The average growth rate in 2008-12 period was 3%. Sub-Saharan Africa grew at 4.6% and South Asia grew at 6.4% during the same period.

What about welfare, which remains among PPP’s key areas? For this the government initiated its flagship poverty relief programme, the Benazir Income Support Programme (BISP). According to former World Bank President, Robert B. Zoellick, the Secretary General of United Nations, Ban Ki-moon, and the Asian Development Bank, the performance of BISP has been first-rate.

On the other hand, various poverty estimates show poverty to have worsened in the past few years. The two seemingly contradictory claims may be reconciled by hypothesising that the beneficiaries of BISP may have actually become better off, yet more and more people could have been falling below the poverty line due to lack of opportunities and economic stagnation.

Other policies  may have made farmers better off in some way but sadly did not translate into significant agricultural growth. Agricultural output grew by a modest 2% a year in 2008-11 period, compared to 4.4% in Bangladesh and 3.1% in India.

Similarly, industrial output registered a negligible growth of 2% a year, compared to 7% in Bangladesh and 6.6% in India, in 2008-11 period.

Agriculture and especially industry, both were affected by the energy crisis, which was not an overnight happening, but an outcome of previous governments’ criminal negligence. It may be said that PPP just ended up at the wrong place at the wrong time. Yet the onus for not being able to improve the situation lies on PPP’s shoulders. Ironically, less than a week before dissolution of the assembly, Mr Zardari inaugurated the Iran-Pakistan gas pipeline – which has meagre chances of becoming operational anyway, given the security situation in Balochistan.

Finally, consolation could have been found had the government not ransacked the fundamentals. But it did not happen.

Inflation skyrocketed in 2008 to 20.3% but was brought down to 11.9 by 2011. The year-on-year inflation fell to 5.8% in April 2013. Though, some are of the view that it is merely the changes in methodology and artificially low prices of utilities – which are being heavily subsidised and will soon become expensive – that are mirroring in the low CPI inflation figures. Also, the effect of government borrowing will fully come to effect in 1.5 to 2 years, and may affect inflation adversely.
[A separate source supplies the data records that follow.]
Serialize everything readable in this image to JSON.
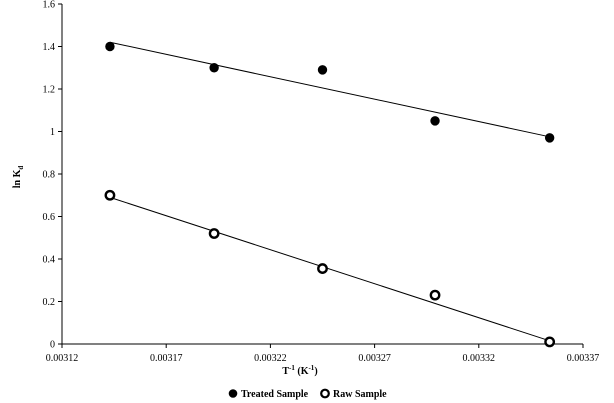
{
  "chart_data": {
    "type": "scatter",
    "xlabel": {
      "main": "T",
      "sup": "-1",
      "unit_pre": " (K",
      "unit_sup": "-1",
      "unit_post": ")"
    },
    "ylabel": {
      "main": "ln K",
      "sub": "d"
    },
    "xlim": [
      0.00312,
      0.00337
    ],
    "ylim": [
      0,
      1.6
    ],
    "xticks": [
      "0.00312",
      "0.00317",
      "0.00322",
      "0.00327",
      "0.00332",
      "0.00337"
    ],
    "yticks": [
      "0",
      "0.2",
      "0.4",
      "0.6",
      "0.8",
      "1",
      "1.2",
      "1.4",
      "1.6"
    ],
    "grid": false,
    "legend_position": "bottom",
    "series": [
      {
        "name": "Treated Sample",
        "marker": "filled-circle",
        "x": [
          0.003143,
          0.003193,
          0.003245,
          0.003299,
          0.003354
        ],
        "y": [
          1.4,
          1.3,
          1.29,
          1.05,
          0.97
        ],
        "trendline": {
          "x": [
            0.003143,
            0.003354
          ],
          "y": [
            1.42,
            0.975
          ]
        }
      },
      {
        "name": "Raw Sample",
        "marker": "open-circle",
        "x": [
          0.003143,
          0.003193,
          0.003245,
          0.003299,
          0.003354
        ],
        "y": [
          0.7,
          0.52,
          0.355,
          0.23,
          0.01
        ],
        "trendline": {
          "x": [
            0.003143,
            0.003354
          ],
          "y": [
            0.69,
            0.015
          ]
        }
      }
    ]
  }
}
The fiscal deficit for FY2013 is estimated to be around 7.5% of GDP by the IMF. If this is considered correct, average deficit for fiscal years 2009-13 turns out to be 6.7%. Troubling is the fact that more recent guesses put the deficit for FY2013 at 8.5% to 10%. Reflecting this, public debt to GDP ratio reached 62.5% in FY2012, significantly higher than Asian Development Bank’s recommended 30-40%.
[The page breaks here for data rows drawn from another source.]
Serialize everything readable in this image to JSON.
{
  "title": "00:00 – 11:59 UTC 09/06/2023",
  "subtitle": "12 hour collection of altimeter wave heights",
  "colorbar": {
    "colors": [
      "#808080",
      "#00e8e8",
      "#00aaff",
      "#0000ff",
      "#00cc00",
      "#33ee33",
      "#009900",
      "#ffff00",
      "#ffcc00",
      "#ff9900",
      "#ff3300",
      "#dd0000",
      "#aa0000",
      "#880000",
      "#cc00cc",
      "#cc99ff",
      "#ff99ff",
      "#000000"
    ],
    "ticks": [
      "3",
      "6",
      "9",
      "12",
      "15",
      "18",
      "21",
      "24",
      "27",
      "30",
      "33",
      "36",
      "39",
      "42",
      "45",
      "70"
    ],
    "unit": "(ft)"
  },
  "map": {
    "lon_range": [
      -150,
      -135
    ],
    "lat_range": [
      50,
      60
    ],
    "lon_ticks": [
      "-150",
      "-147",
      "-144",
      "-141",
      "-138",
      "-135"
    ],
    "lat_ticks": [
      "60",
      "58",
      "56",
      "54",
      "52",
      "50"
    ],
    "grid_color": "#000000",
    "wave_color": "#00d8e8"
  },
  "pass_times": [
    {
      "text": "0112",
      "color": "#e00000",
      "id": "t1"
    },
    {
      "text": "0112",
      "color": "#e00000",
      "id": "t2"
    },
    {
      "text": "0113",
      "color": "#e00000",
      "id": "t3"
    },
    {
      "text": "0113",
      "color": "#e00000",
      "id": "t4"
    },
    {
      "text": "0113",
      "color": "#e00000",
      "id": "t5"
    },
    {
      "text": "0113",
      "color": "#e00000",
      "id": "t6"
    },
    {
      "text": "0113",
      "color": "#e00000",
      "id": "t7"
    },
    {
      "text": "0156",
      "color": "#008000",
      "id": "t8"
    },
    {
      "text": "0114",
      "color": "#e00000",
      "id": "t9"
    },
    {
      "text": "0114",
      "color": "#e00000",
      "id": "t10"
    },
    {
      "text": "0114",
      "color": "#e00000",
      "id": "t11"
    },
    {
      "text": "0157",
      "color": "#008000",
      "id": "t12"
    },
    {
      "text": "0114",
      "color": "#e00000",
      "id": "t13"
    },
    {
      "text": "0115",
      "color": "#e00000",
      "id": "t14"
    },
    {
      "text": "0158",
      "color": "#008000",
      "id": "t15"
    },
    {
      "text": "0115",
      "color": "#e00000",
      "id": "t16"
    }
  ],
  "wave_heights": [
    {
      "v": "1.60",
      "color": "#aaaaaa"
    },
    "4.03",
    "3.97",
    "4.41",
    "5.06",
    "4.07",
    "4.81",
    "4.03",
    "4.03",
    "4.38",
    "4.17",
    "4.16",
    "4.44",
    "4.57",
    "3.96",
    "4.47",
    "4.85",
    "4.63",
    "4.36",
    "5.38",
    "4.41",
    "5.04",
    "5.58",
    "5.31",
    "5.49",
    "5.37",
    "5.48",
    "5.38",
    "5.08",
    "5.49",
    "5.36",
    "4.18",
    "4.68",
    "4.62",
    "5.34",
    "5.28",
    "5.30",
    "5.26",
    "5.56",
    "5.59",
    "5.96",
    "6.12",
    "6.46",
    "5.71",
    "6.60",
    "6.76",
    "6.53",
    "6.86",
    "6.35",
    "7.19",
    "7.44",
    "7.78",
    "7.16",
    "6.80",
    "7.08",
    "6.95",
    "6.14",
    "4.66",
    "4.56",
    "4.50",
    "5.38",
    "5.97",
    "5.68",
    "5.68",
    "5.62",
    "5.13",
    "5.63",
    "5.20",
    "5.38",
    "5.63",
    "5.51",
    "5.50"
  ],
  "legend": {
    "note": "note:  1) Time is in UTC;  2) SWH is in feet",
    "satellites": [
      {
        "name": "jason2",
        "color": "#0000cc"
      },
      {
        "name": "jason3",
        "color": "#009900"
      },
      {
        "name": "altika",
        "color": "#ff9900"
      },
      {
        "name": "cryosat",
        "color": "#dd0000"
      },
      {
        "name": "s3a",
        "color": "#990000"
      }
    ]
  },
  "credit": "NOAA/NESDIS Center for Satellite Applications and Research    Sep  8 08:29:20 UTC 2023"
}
Lack of exports growth and rise in import prices did not let the external account improve either. Trade deficit rose from 4.1% during FY2000-07 to 8.9% in FY2009-11 in percentage GDP terms. Adding figures for FY2012-13 to the average would paint a grimmer picture.
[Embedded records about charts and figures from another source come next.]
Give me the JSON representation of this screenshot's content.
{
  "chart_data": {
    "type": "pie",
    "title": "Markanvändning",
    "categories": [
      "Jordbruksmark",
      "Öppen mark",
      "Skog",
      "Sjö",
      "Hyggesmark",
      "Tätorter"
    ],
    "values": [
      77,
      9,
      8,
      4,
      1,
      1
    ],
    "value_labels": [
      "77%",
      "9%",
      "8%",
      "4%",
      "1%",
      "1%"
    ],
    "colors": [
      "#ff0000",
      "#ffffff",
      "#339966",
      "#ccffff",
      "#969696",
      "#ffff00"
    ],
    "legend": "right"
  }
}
Capital and Financial accounts worsened year-on-year primarily on account of net outflows of direct investment. The level of reserves remained much lower than international norms throughout the PPP tenure. What is worse, they have now fallen to a level where not even two months imports may be covered. It has been predicted that if inflows from the coalition support fund or IMF do not come soon, the State Bank’s reserves would fall to a zero.

But investors do not wait for a country to go default on its obligations. They can panic on any given day at any time, pulling their money out of the economy. This may cause exchange rate of rupee to plunge, dollar debts to substantially rise, cost of further debt to skyrocket, imports to become very expensive, and conditionality over loans to become draconic.

So this is where the PPP left us. Arguably, chalking the state of economy with a few economic indicators risks oversimplification. But if all indicators narrate the same story, faith should serve us better than scepticism. It is now up to the Nawaz Sharif government to take the challenge of bringing the economy back on the right track.